Thursday, August 20, 2009

A sanitized society is a dead society.

There’s a great deal of talk about the left/right split in this country. The right hates the left that views it with distain while both hate the centrists who stand for nothing. This “great divide” occupies our punditocracy as they parse and analyze it. Yet, for all the Sturm und Drang, this controversy is merely the roiled waters on an ocean that is calm and sedate in its depths.

This deep is the corporate mindset designed to turn all of society into mindless proles who will be dedicated employees and who will make nary a squeak when they are laid off or fired. Granted, there are liberal corporatists just as there as there are conservative corporatists. The differences between the two are superficial.

The liberals coo, “There, there. It’s good for you,” as they screw you; conservatives bark, “Bend over!”

In many ways liberals can be more oppressive. They are our great sanitizers whose mission is to scrub society clean of all the grime that contributes to the diversity that makes for a community. Nowhere is this more evident than their gentrification of working class neighborhoods where they take an organic community and reduced it to a fragmented and isolated gaggle of expensive condos, pricy boutiques and tony restaurants.

Often their initiatives are taken in the name of “healthy living” as in the antismoking laws they so favor, or their courageous battle against transfats being served in restaurants.
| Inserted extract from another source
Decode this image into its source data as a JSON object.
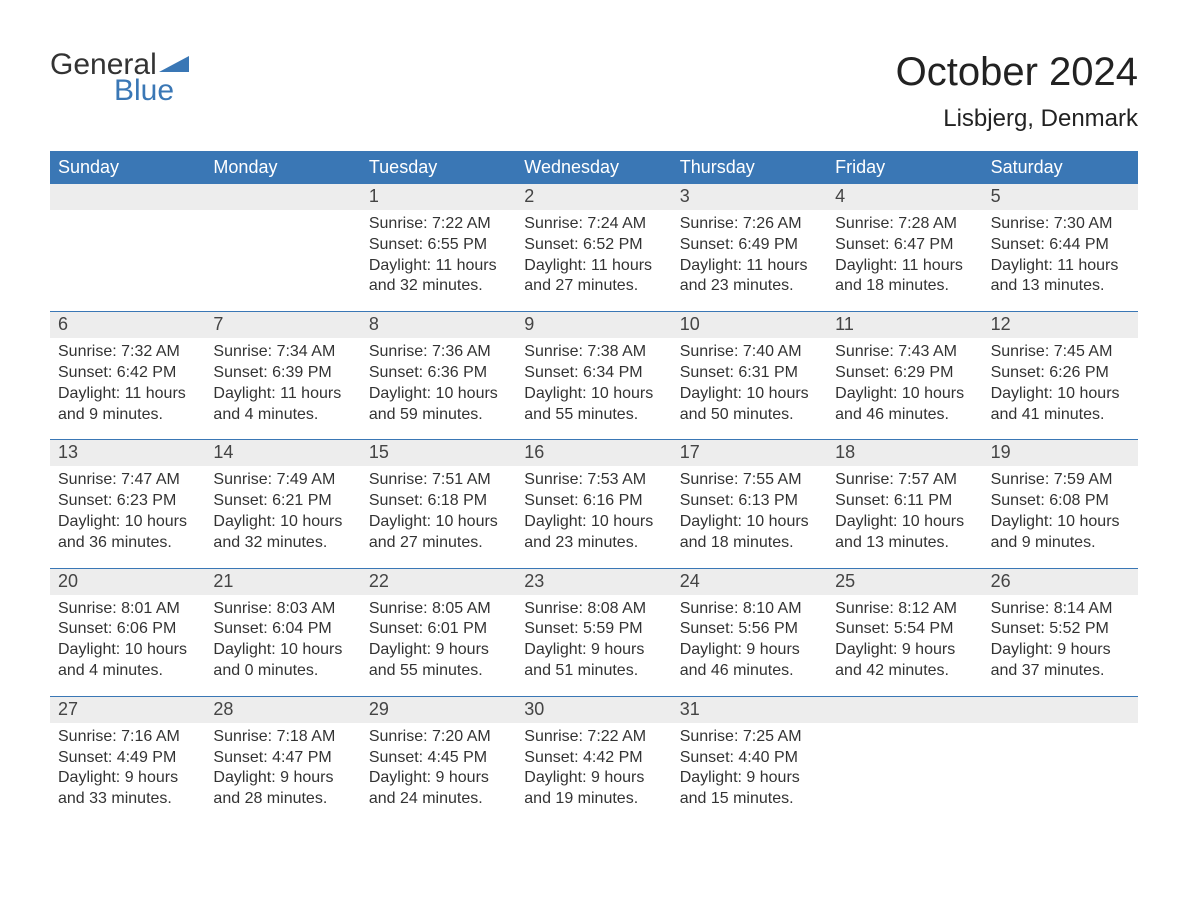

It is the construction of a sanitary bubble in which nothing can live, let alone thrive. It’s all very corporate with the razing of a community and the construction of a climate controlled world lit by shadowless fluorescent lighting in which silence rules and the only sound is the hum of the air conditioning unit.

Corporatism and community simply cannot coexist. In a community its inhabitants see things they’d rather not see, hear things they’d rather not hear and smell things they’d rather not smell. The strength of a community is in the ability of its inhabitants to coexist with their differences.

But, the most dangerous thing about a community, from the corporatist point of view, is that people bond together and talk, and from this talk may arise movements and agitation. So it is better to neutralize this antisocial tendency by gentrifying the place and make it a haven for self-centered yuppies.

The shame of it is that the angry protesters that have been raising hell at town meetings, for all their misinformation, irrational anger and sheer stupidity, should be in the left’s tent. Instead, they belong to a group Julian Delasantellis calls America’s less informed voter (LIV). He goes on to say:

The left wing’s coping strategy to deal with the LIV is to try to bring the light into the darkness, to educate them as to the errors of their ways, but that is proving to be like a hand grenade tied to a boomerangs coming back to explode in their face. The right, seeing this “education” the left is trying to provide the LIVs whispers this message back into their ears: “They think you’re stupid; that’s why they think you need to be educated. They look down on your trailer parks and country music and stock-car racing and unwed teenaged birth and methamphetamine addictions and say you have to change.

The left’s error is that they fail to understand that education is a byproduct of inspiration. Without it, “education” is weak and ineffectual. Besides, many of these people attended substandard schools where they were constantly told they were lazy and didn’t try hard enough to master information that had no relevance to the struggles of their daily lives.

The left’s idea of education to turn the poor and the working poor into middleclass Euromericans who are polite and obedient.

The tragedy is that with just a little creativity and effort, the left could redirect this anger towards the running sore on Liberty’s face, Wall Street. But before they could do that, the left would have to actually like the sons of bitches, and that isn’t about to happen.